As for daily story work, it is discussed every day at the same time in a "scrum." Agile evangelists insist it is not a status meeting but it is and they're stupid. Generally each person is working on a different story, or different subplots of the same story (which isn't an Agile term, thankfully) and if something that's committed looks like it won't get done now! now! now! then theoretically we can "swarm"on it. Because central to Agile methodology is the ideal that everyone on a team can do everything, like interchangeable cogs.

So that's what's wrong with Company A's process. And it gets worse because, as it's polluted with the faithful of Open Source, projects are done in a dozen different programming languages which makes any sort of reliable testing a nightmare. But they apply the same linear Programmer Think to the testing process - Step 1: Write Automation Test, Step 2: Run Automation Test, Step 3: Repeat. In theory, when these tests throw an error it indicates something that needs to be fixed. In practice, the emphasis is on creating tests and creating more tests and never doing any followup whatsoever.
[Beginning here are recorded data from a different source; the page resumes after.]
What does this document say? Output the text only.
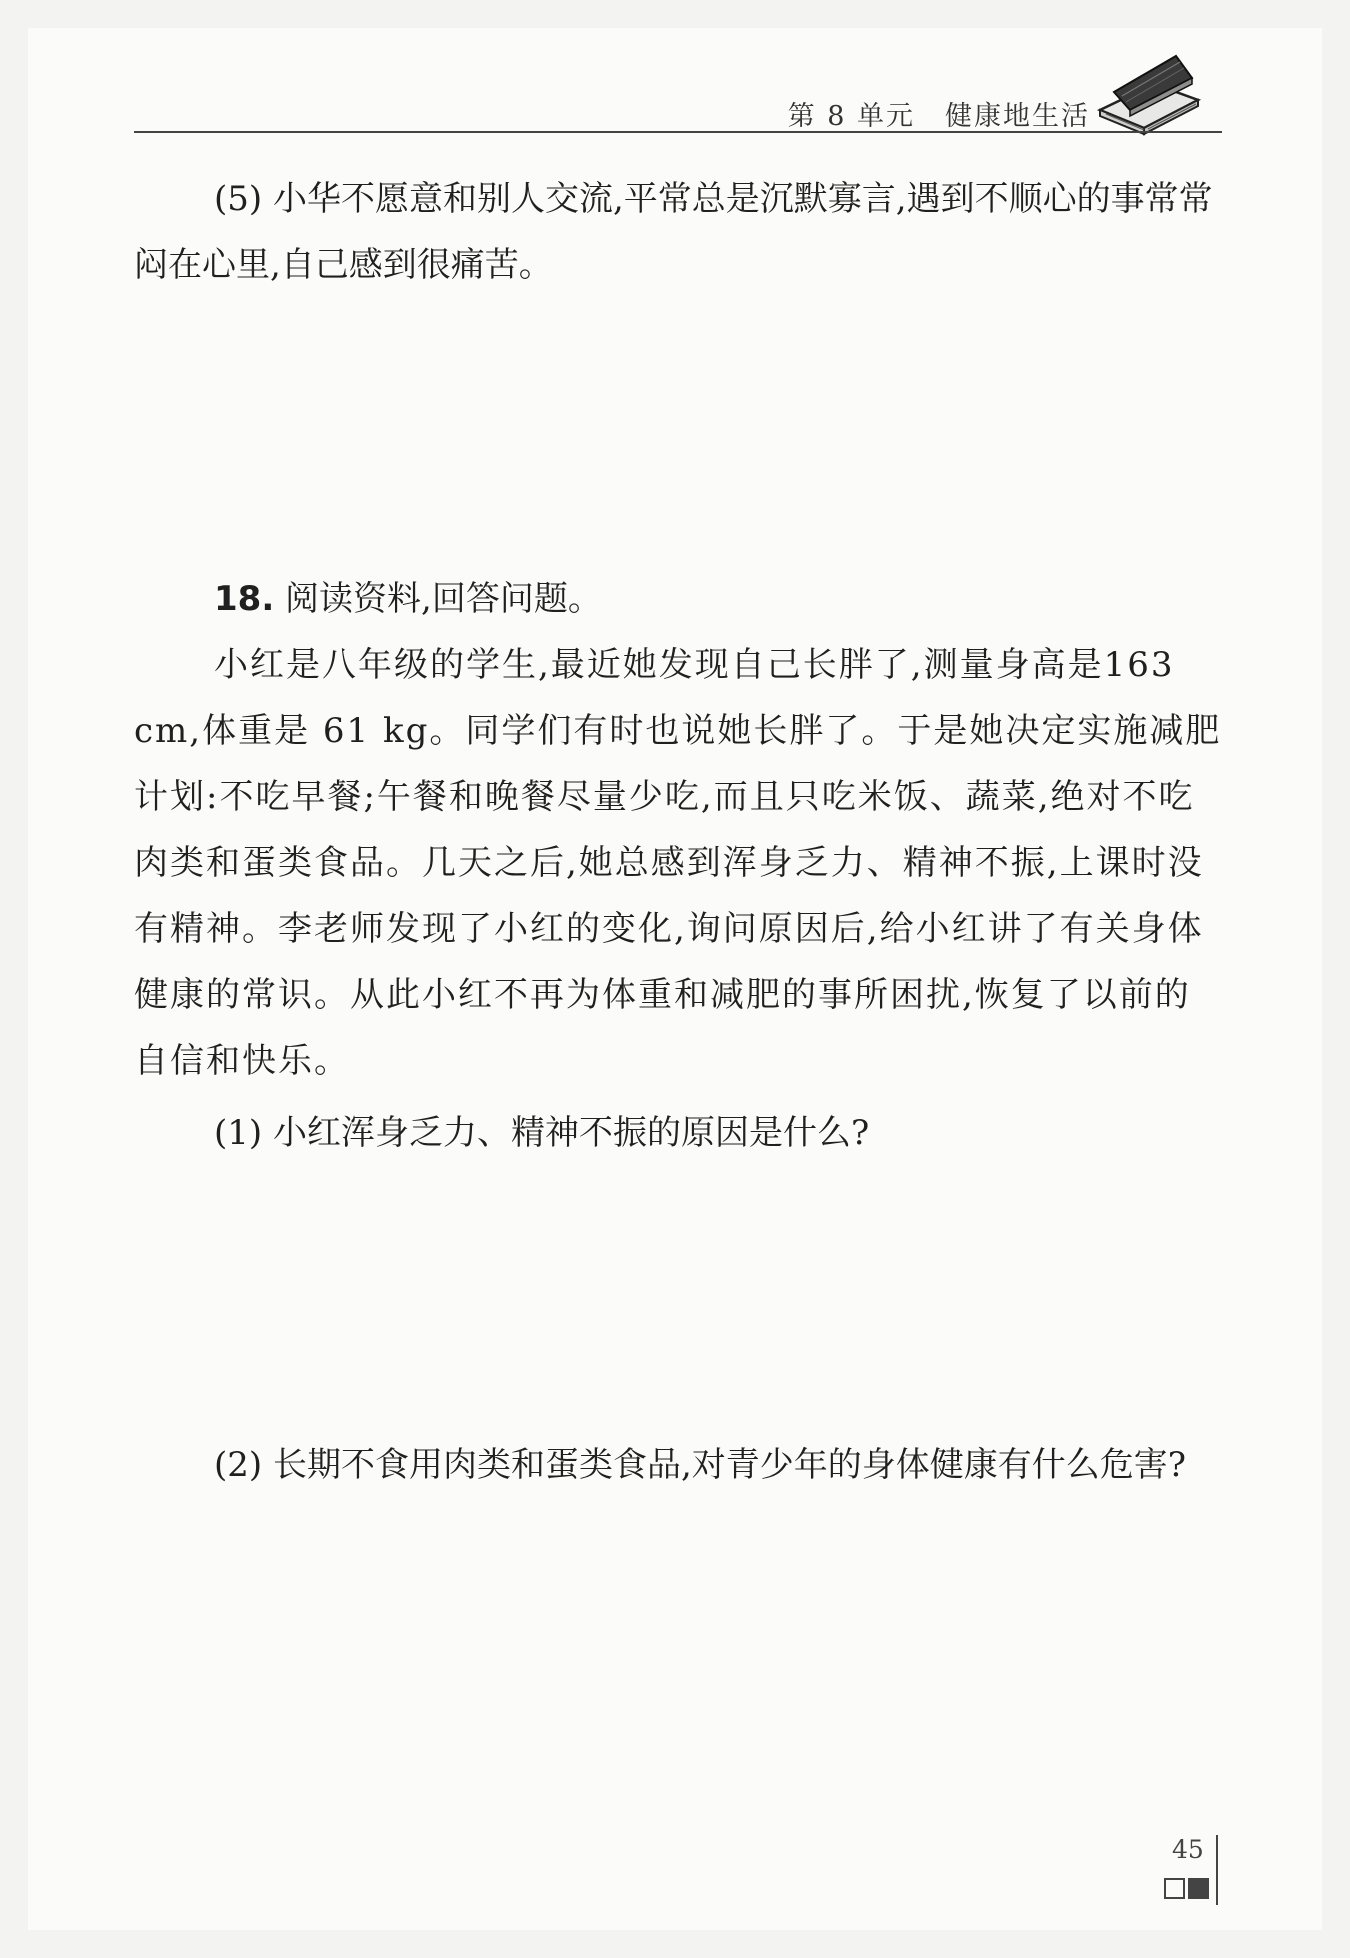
第 8 单元 健康地生活
(5) 小华不愿意和别人交流,平常总是沉默寡言,遇到不顺心的事常常闷在心里,自己感到很痛苦。
18. 阅读资料,回答问题。
小红是八年级的学生,最近她发现自己长胖了,测量身高是163 cm,体重是 61 kg。同学们有时也说她长胖了。于是她决定实施减肥计划:不吃早餐;午餐和晚餐尽量少吃,而且只吃米饭、蔬菜,绝对不吃肉类和蛋类食品。几天之后,她总感到浑身乏力、精神不振,上课时没有精神。李老师发现了小红的变化,询问原因后,给小红讲了有关身体健康的常识。从此小红不再为体重和减肥的事所困扰,恢复了以前的自信和快乐。
(1) 小红浑身乏力、精神不振的原因是什么?
(2) 长期不食用肉类和蛋类食品,对青少年的身体健康有什么危害?
45
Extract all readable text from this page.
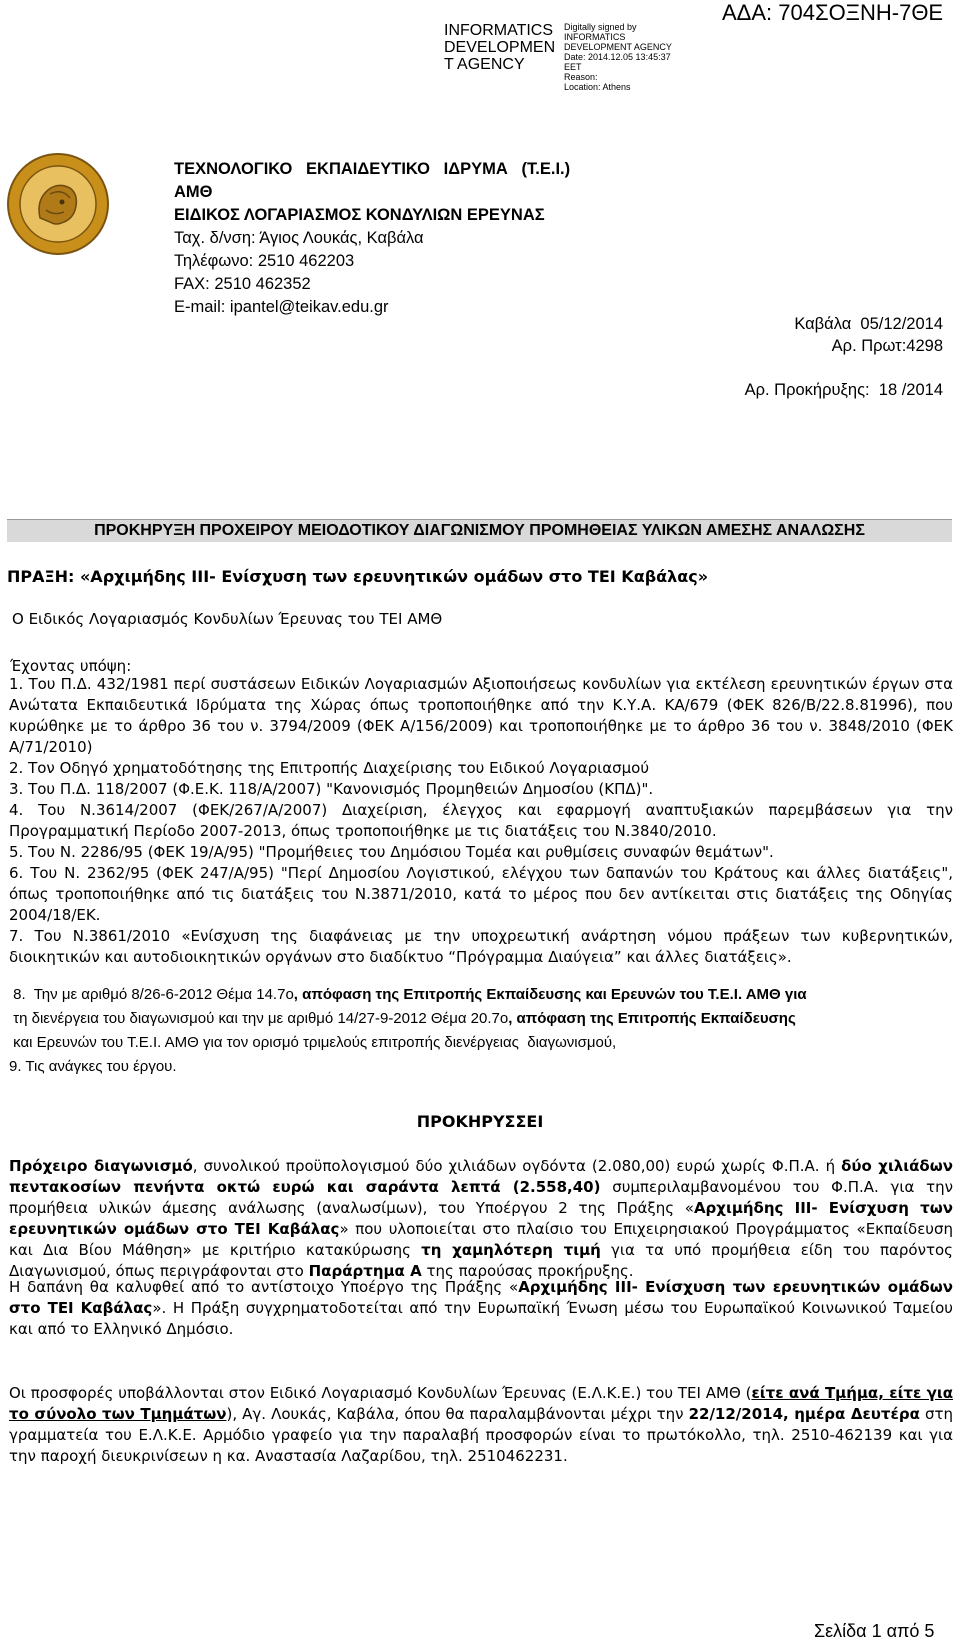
ΑΔΑ: 704ΣΟΞΝΗ-7ΘΕ
INFORMATICS
DEVELOPMEN
T AGENCY
Digitally signed by
INFORMATICS
DEVELOPMENT AGENCY
Date: 2014.12.05 13:45:37
EET
Reason:
Location: Athens
ΤΕΧΝΟΛΟΓΙΚΟ   ΕΚΠΑΙΔΕΥΤΙΚΟ   ΙΔΡΥΜΑ   (Τ.Ε.Ι.)
ΑΜΘ
ΕΙΔΙΚΟΣ ΛΟΓΑΡΙΑΣΜΟΣ ΚΟΝΔΥΛΙΩΝ ΕΡΕΥΝΑΣ
Ταχ. δ/νση: Άγιος Λουκάς, Καβάλα
Τηλέφωνο: 2510 462203
FAX: 2510 462352
E-mail: ipantel@teikav.edu.gr
Καβάλα  05/12/2014
Αρ. Πρωτ:4298
Αρ. Προκήρυξης:  18 /2014
ΠΡΟΚΗΡΥΞΗ ΠΡΟΧΕΙΡΟΥ ΜΕΙΟΔΟΤΙΚΟΥ ΔΙΑΓΩΝΙΣΜΟΥ ΠΡΟΜΗΘΕΙΑΣ ΥΛΙΚΩΝ ΑΜΕΣΗΣ ΑΝΑΛΩΣΗΣ
ΠΡΑΞΗ: «Αρχιμήδης ΙΙΙ- Ενίσχυση των ερευνητικών ομάδων στο ΤΕΙ Καβάλας»
Ο Ειδικός Λογαριασμός Κονδυλίων Έρευνας του ΤΕΙ ΑΜΘ
Έχοντας υπόψη:

1. Του Π.Δ. 432/1981 περί συστάσεων Ειδικών Λογαριασμών Αξιοποιήσεως κονδυλίων για εκτέλεση ερευνητικών έργων στα Ανώτατα Εκπαιδευτικά Ιδρύματα της Χώρας όπως τροποποιήθηκε από την Κ.Υ.Α. ΚΑ/679 (ΦΕΚ 826/Β/22.8.81996), που κυρώθηκε με το άρθρο 36 του ν. 3794/2009 (ΦΕΚ Α/156/2009) και τροποποιήθηκε με το άρθρο 36 του ν. 3848/2010 (ΦΕΚ Α/71/2010)

2. Τον Οδηγό χρηματοδότησης της Επιτροπής Διαχείρισης του Ειδικού Λογαριασμού

3. Του Π.Δ. 118/2007 (Φ.Ε.Κ. 118/Α/2007) "Κανονισμός Προμηθειών Δημοσίου (ΚΠΔ)".

4. Του Ν.3614/2007 (ΦΕΚ/267/Α/2007) Διαχείριση, έλεγχος και εφαρμογή αναπτυξιακών παρεμβάσεων για την Προγραμματική Περίοδο 2007-2013, όπως τροποποιήθηκε με τις διατάξεις του Ν.3840/2010.

5. Του Ν. 2286/95 (ΦΕΚ 19/Α/95) "Προμήθειες του Δημόσιου Τομέα και ρυθμίσεις συναφών θεμάτων".

6. Του Ν. 2362/95 (ΦΕΚ 247/Α/95) "Περί Δημοσίου Λογιστικού, ελέγχου των δαπανών του Κράτους και άλλες διατάξεις", όπως τροποποιήθηκε από τις διατάξεις του Ν.3871/2010, κατά το μέρος που δεν αντίκειται στις διατάξεις της Οδηγίας 2004/18/ΕΚ.

7. Του Ν.3861/2010 «Ενίσχυση της διαφάνειας με την υποχρεωτική ανάρτηση νόμου πράξεων των κυβερνητικών, διοικητικών και αυτοδιοικητικών οργάνων στο διαδίκτυο “Πρόγραμμα Διαύγεια” και άλλες διατάξεις».

8.  Την με αριθμό 8/26-6-2012 Θέμα 14.7ο, απόφαση της Επιτροπής Εκπαίδευσης και Ερευνών του Τ.Ε.Ι. ΑΜΘ για

τη διενέργεια του διαγωνισμού και την με αριθμό 14/27-9-2012 Θέμα 20.7ο, απόφαση της Επιτροπής Εκπαίδευσης

και Ερευνών του Τ.Ε.Ι. ΑΜΘ για τον ορισμό τριμελούς επιτροπής διενέργειας  διαγωνισμού,

9. Τις ανάγκες του έργου.

ΠΡΟΚΗΡΥΣΣΕΙ

Πρόχειρο διαγωνισμό, συνολικού προϋπολογισμού δύο χιλιάδων ογδόντα (2.080,00) ευρώ χωρίς Φ.Π.Α. ή δύο χιλιάδων πεντακοσίων πενήντα οκτώ ευρώ και σαράντα λεπτά (2.558,40) συμπεριλαμβανομένου του Φ.Π.Α. για την προμήθεια υλικών άμεσης ανάλωσης (αναλωσίμων), του Υποέργου 2 της Πράξης «Αρχιμήδης ΙΙΙ- Ενίσχυση των ερευνητικών ομάδων στο ΤΕΙ Καβάλας» που υλοποιείται στο πλαίσιο του Επιχειρησιακού Προγράμματος «Εκπαίδευση και Δια Βίου Μάθηση» με κριτήριο κατακύρωσης τη χαμηλότερη τιμή για τα υπό προμήθεια είδη του παρόντος Διαγωνισμού, όπως περιγράφονται στο Παράρτημα Α της παρούσας προκήρυξης.

Η δαπάνη θα καλυφθεί από το αντίστοιχο Υποέργο της Πράξης «Αρχιμήδης ΙΙΙ- Ενίσχυση των ερευνητικών ομάδων στο ΤΕΙ Καβάλας». Η Πράξη συγχρηματοδοτείται από την Ευρωπαϊκή Ένωση μέσω του Ευρωπαϊκού Κοινωνικού Ταμείου και από το Ελληνικό Δημόσιο.

Οι προσφορές υποβάλλονται στον Ειδικό Λογαριασμό Κονδυλίων Έρευνας (Ε.Λ.Κ.Ε.) του ΤΕΙ ΑΜΘ (είτε ανά Τμήμα, είτε για το σύνολο των Τμημάτων), Αγ. Λουκάς, Καβάλα, όπου θα παραλαμβάνονται μέχρι την 22/12/2014, ημέρα Δευτέρα στη γραμματεία του Ε.Λ.Κ.Ε. Αρμόδιο γραφείο για την παραλαβή προσφορών είναι το πρωτόκολλο, τηλ. 2510-462139 και για την παροχή διευκρινίσεων η κα. Αναστασία Λαζαρίδου, τηλ. 2510462231.

Σελίδα 1 από 5
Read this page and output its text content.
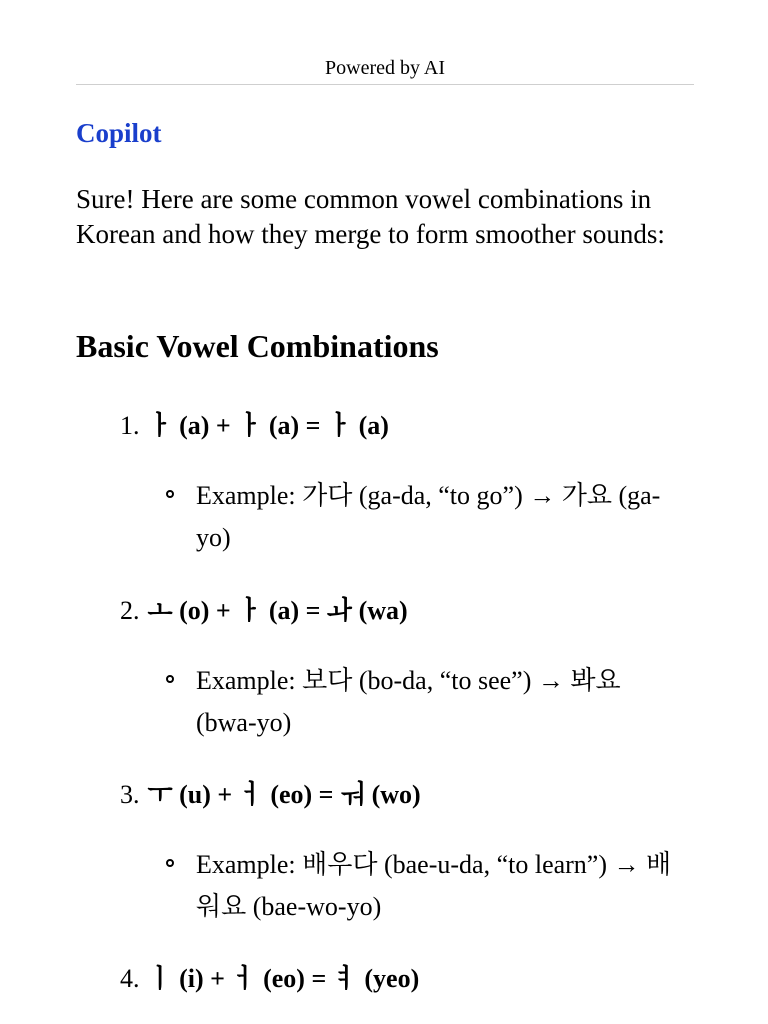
Powered by AI
Copilot

Sure! Here are some common vowel combinations in Korean and how they merge to form smoother sounds:

Basic Vowel Combinations
1. ㅏ (a) + ㅏ (a) = ㅏ (a)
Example: 가다 (ga-da, “to go”) → 가요 (ga-yo)
2. ㅗ (o) + ㅏ (a) = ㅘ (wa)
Example: 보다 (bo-da, “to see”) → 봐요 (bwa-yo)
3. ㅜ (u) + ㅓ (eo) = ㅝ (wo)
Example: 배우다 (bae-u-da, “to learn”) → 배워요 (bae-wo-yo)
4. ㅣ (i) + ㅓ (eo) = ㅕ (yeo)
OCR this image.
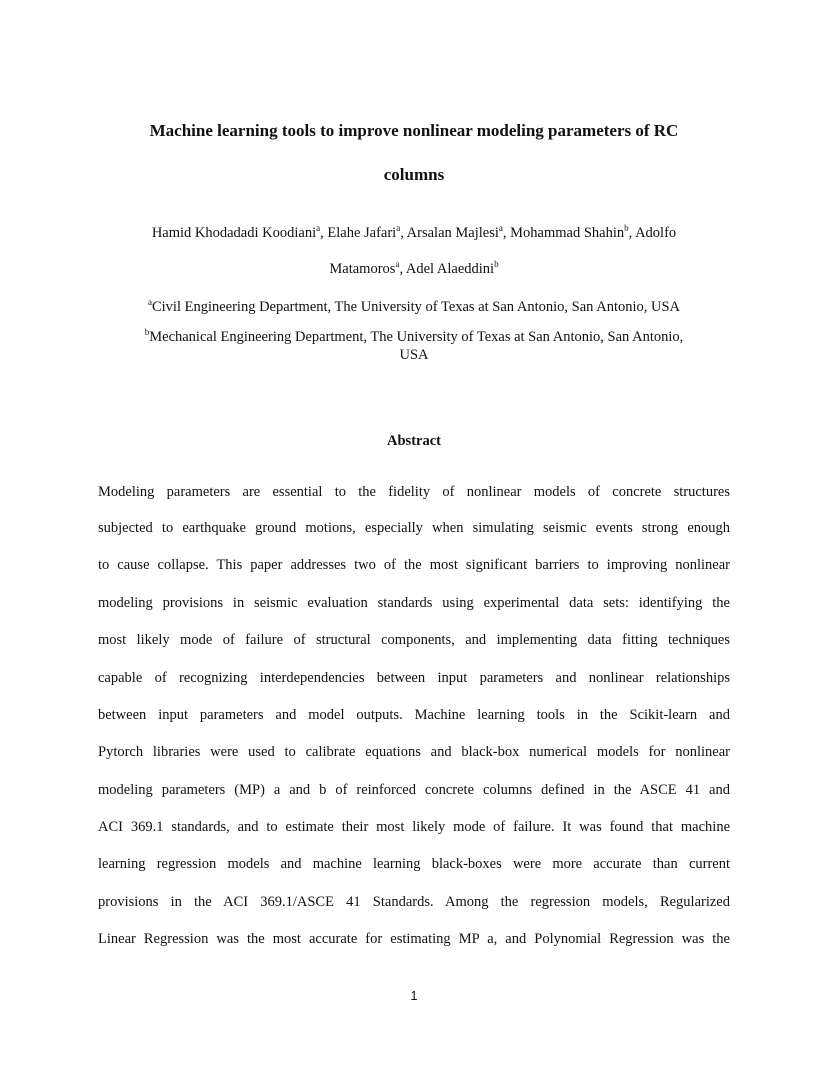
Machine learning tools to improve nonlinear modeling parameters of RC
columns
Hamid Khodadadi Koodiani$^a$, Elahe Jafari$^a$, Arsalan Majlesi$^a$, Mohammad Shahin$^b$, Adolfo
Matamoros$^a$, Adel Alaeddini$^b$
$^a$Civil Engineering Department, The University of Texas at San Antonio, San Antonio, USA
$^b$Mechanical Engineering Department, The University of Texas at San Antonio, San Antonio,
USA
Abstract
Modeling parameters are essential to the fidelity of nonlinear models of concrete structures
subjected to earthquake ground motions, especially when simulating seismic events strong enough
to cause collapse. This paper addresses two of the most significant barriers to improving nonlinear
modeling provisions in seismic evaluation standards using experimental data sets: identifying the
most likely mode of failure of structural components, and implementing data fitting techniques
capable of recognizing interdependencies between input parameters and nonlinear relationships
between input parameters and model outputs. Machine learning tools in the Scikit-learn and
Pytorch libraries were used to calibrate equations and black-box numerical models for nonlinear
modeling parameters (MP) a and b of reinforced concrete columns defined in the ASCE 41 and
ACI 369.1 standards, and to estimate their most likely mode of failure. It was found that machine
learning regression models and machine learning black-boxes were more accurate than current
provisions in the ACI 369.1/ASCE 41 Standards. Among the regression models, Regularized
Linear Regression was the most accurate for estimating MP a, and Polynomial Regression was the
1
Automated testing is useful and I wish it had existed at Company F, but there's no real point if no one ever regularly checks the results. Most of these tests fail every day and it's shrugged off as either "known bug" or "not my problem." Because no single dev has ownership of any of Company A's dozens of products and projects. That's one thing even the Company F devs got right - at least one of them took enough of a personal interest in some program or web application - or were assigned to do so - that analysts knew who to contact when something looked screwy. Company A has a third party bug tracker. And most of the bugs documented were found through manual testing. Or by customers. And still don't get addressed unless someone, somewhere, writes a story about them. Like "It was a dark and stormy night and my code is shit because I care more about posturing on Linux forums than I do about making a functional product."

Finally, there's training and documentation. Company F, for all its awfulness, did this really well. Everything was documented, if you didn't document you got a stern talking to, and all the documentation was both clear and easily accessible. Training, at least for analysts, was an in-depth one on one mentoring process that lasted the first full month on the job.

Training at Company A consists of either a "ramp up" story - which I never got - or training classes that address broad subjects and don't nearly prepare you for the actual work. They can't because every project has a team with its own "Best Practices" for doing things. This is all Agile's fault as it plays to the hippie-libertarian delusions of most programmers - "Everybody gets to do their own thing because freedom and free software and free porn at Pirate Bay!" And these Best Practices are documented on an equally ad hoc basis, if at all. The company wiki is bloated with information so out of date it references teams and projects that don't exist anymore! Actual Best Practices are more often than not team customs, which you can't possibly learn unless someone tells you. This isn't just sloppy and inefficient, it's how massive data fuck-ups happen.

This dysfunction isn't inherent to IT. Like I said, even Company F did some things right and a sysadmin who sits next to me doesn't buy into all the buzzword bullshit. And he's forever pulling his hair out, trying to maintain a server architecture that's been cobbled together by a dozen Open Source and Agile cultists. Who can't be contacted because no ownership and everyone moves between teams all the time, meaning we're constantly playing catch up and repeating work we didn't know already existed.

So that's why I'm pissed off all the time.